A Elsa tem Deus. Eu não. Mas ela diz que Deus corre em todas as vielas do lugar que sou. É escuteira. É a bússola dos que vivem nela. Tem medo de voar. Mas tem um helicóptero nas pernocas. E uma pista de aviões quando fecha os olhos. Aterra em Barcelona. Sempre. Porque lá, o Sol, para ela, é mais amarelo. Não sei. Sou daltónico. Mas vou com ela.

Já tive mulheres de todas as idades. As minhas tias velhinhas.
Uma não lia. A outra só sabia escrever o nome. E mal. Mas sabiam a tabuada de cor. Porque na vida fazem-se contas. Três vezes nove vinte sete e vai um, vinte e oito Ou bintóito, como diziam.

Uma era leiteira. Levantava-se às três da manhã. Fosse Agosto ou Janeiro. E, enfiada em xailes, carapuços e galochas, lá ia, com um carrinho de mão. Que empurrava aos soluços. Enquanto os outros dormiam.

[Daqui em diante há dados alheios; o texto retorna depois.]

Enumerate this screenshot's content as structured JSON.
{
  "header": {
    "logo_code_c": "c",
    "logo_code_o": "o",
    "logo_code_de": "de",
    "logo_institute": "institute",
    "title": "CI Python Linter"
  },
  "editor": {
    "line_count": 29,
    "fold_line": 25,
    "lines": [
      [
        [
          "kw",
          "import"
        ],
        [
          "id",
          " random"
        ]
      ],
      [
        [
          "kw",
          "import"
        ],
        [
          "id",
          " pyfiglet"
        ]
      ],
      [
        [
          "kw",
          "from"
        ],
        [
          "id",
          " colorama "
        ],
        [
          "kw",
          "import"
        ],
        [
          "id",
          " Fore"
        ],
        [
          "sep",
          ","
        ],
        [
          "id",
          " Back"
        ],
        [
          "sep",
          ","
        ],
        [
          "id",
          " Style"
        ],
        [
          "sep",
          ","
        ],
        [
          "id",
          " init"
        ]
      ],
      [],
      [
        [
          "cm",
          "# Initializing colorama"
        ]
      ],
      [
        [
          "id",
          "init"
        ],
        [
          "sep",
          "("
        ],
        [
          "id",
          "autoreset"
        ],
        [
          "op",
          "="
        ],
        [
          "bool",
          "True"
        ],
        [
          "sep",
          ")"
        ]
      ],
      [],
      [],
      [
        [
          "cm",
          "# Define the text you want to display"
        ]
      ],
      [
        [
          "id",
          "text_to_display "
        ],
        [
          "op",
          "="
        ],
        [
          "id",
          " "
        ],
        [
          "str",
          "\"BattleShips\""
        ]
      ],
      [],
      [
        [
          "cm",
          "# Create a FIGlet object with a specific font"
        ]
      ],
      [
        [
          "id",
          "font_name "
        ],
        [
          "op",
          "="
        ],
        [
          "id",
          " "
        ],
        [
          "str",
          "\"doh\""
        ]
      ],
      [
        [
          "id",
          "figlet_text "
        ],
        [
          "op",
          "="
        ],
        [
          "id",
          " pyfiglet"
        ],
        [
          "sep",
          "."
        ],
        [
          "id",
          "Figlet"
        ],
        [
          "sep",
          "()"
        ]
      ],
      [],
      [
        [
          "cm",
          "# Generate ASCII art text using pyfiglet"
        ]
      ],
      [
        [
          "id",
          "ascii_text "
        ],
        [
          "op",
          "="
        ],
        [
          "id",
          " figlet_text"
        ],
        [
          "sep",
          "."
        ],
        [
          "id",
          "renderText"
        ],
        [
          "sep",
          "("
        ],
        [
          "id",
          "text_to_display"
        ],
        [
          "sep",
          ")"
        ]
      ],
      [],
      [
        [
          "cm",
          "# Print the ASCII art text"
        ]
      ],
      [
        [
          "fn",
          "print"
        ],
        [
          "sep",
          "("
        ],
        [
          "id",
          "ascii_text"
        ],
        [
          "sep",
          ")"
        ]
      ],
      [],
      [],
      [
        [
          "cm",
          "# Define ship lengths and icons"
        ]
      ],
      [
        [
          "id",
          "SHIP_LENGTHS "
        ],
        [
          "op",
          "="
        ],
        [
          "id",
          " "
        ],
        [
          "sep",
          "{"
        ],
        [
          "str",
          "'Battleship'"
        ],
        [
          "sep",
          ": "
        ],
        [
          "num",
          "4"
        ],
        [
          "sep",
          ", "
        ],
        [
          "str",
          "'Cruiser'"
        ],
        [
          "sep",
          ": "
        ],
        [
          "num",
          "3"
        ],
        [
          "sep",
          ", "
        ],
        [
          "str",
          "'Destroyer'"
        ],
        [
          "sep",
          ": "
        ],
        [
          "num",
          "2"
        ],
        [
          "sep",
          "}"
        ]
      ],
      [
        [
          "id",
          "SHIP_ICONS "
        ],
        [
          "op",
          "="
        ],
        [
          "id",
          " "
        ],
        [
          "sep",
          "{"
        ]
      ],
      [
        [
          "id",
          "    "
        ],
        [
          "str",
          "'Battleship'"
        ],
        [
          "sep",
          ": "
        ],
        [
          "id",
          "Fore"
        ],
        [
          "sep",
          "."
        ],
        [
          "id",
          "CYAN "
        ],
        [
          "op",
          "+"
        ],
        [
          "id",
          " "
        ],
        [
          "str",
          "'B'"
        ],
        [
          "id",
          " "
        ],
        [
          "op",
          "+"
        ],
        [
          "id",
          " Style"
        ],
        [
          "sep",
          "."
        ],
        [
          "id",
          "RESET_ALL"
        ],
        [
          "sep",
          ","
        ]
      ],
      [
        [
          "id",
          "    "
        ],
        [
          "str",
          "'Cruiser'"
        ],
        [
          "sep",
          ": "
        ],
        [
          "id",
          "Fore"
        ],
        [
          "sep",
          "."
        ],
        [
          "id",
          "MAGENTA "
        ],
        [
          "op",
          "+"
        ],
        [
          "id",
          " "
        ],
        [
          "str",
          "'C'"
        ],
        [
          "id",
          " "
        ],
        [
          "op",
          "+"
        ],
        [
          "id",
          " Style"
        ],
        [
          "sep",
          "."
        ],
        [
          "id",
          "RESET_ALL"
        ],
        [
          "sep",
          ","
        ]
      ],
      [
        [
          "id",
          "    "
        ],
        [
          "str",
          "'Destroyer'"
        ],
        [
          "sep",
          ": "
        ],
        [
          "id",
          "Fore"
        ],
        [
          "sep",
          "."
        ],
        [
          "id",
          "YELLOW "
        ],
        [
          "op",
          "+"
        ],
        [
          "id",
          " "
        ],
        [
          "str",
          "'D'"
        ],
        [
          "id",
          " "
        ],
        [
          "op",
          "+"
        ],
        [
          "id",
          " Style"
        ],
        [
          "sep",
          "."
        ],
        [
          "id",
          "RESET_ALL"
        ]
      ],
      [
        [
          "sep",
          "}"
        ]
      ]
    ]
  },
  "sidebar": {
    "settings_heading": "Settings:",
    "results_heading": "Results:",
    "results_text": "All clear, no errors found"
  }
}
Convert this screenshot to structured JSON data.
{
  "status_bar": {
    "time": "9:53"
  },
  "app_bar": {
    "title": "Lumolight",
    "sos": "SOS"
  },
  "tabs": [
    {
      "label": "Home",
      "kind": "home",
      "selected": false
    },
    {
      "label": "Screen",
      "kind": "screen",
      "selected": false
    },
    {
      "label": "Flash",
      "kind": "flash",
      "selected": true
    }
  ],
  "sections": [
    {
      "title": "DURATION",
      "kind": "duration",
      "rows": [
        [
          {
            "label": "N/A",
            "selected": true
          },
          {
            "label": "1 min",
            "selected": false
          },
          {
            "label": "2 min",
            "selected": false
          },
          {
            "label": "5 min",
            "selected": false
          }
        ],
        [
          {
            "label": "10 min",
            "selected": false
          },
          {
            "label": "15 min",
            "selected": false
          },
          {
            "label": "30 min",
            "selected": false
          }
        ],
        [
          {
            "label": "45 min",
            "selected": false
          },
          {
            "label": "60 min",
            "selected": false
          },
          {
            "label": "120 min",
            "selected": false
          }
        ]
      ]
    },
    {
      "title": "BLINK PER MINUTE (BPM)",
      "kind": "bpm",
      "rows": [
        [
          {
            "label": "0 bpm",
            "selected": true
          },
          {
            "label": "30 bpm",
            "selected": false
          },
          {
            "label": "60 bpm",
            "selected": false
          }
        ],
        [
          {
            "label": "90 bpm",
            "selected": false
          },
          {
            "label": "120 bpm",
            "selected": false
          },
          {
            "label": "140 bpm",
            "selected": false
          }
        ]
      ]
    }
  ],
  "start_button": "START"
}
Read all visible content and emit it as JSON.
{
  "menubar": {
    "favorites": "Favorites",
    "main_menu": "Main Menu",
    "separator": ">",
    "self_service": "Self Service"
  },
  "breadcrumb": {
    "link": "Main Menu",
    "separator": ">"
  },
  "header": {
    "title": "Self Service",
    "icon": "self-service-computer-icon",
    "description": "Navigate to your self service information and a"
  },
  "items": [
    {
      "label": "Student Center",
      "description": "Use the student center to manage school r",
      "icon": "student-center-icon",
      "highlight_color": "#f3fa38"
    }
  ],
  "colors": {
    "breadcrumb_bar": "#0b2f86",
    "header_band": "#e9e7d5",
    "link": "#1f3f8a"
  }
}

Casou-se, por procuração, aos trinta e seis, com um homem que tinha visto duas vezes. Que estava cá de férias. Disse-me, muitas vezes, que lhe tinha respeito. Que ele é que mandava. E que o primeiro beijo que lhe deu foi com muito respeito. E já em Luanda. Para onde foi ter com ele. Esteve lá um ano. Porque o marido morreu. Do nada! Era a Maria. Que me talhava o medo quando eu era pequenino. Que queria bater à minha professora, por me ter dito que a minha farda de cowboy era feia. A Maria. Que nunca tirou o luto. Que não sabia onde era o Brasil. Que dizia Grabiel em vez de Gabriel. Que dizia há-des em vez de hás-de. Que dizia salchicha em vez de salsicha. Mas que nunca se enganava a dizer o nome estrambólico dos meus medicamentos para a bronquite. A Maria. Que nunca tirou o luto.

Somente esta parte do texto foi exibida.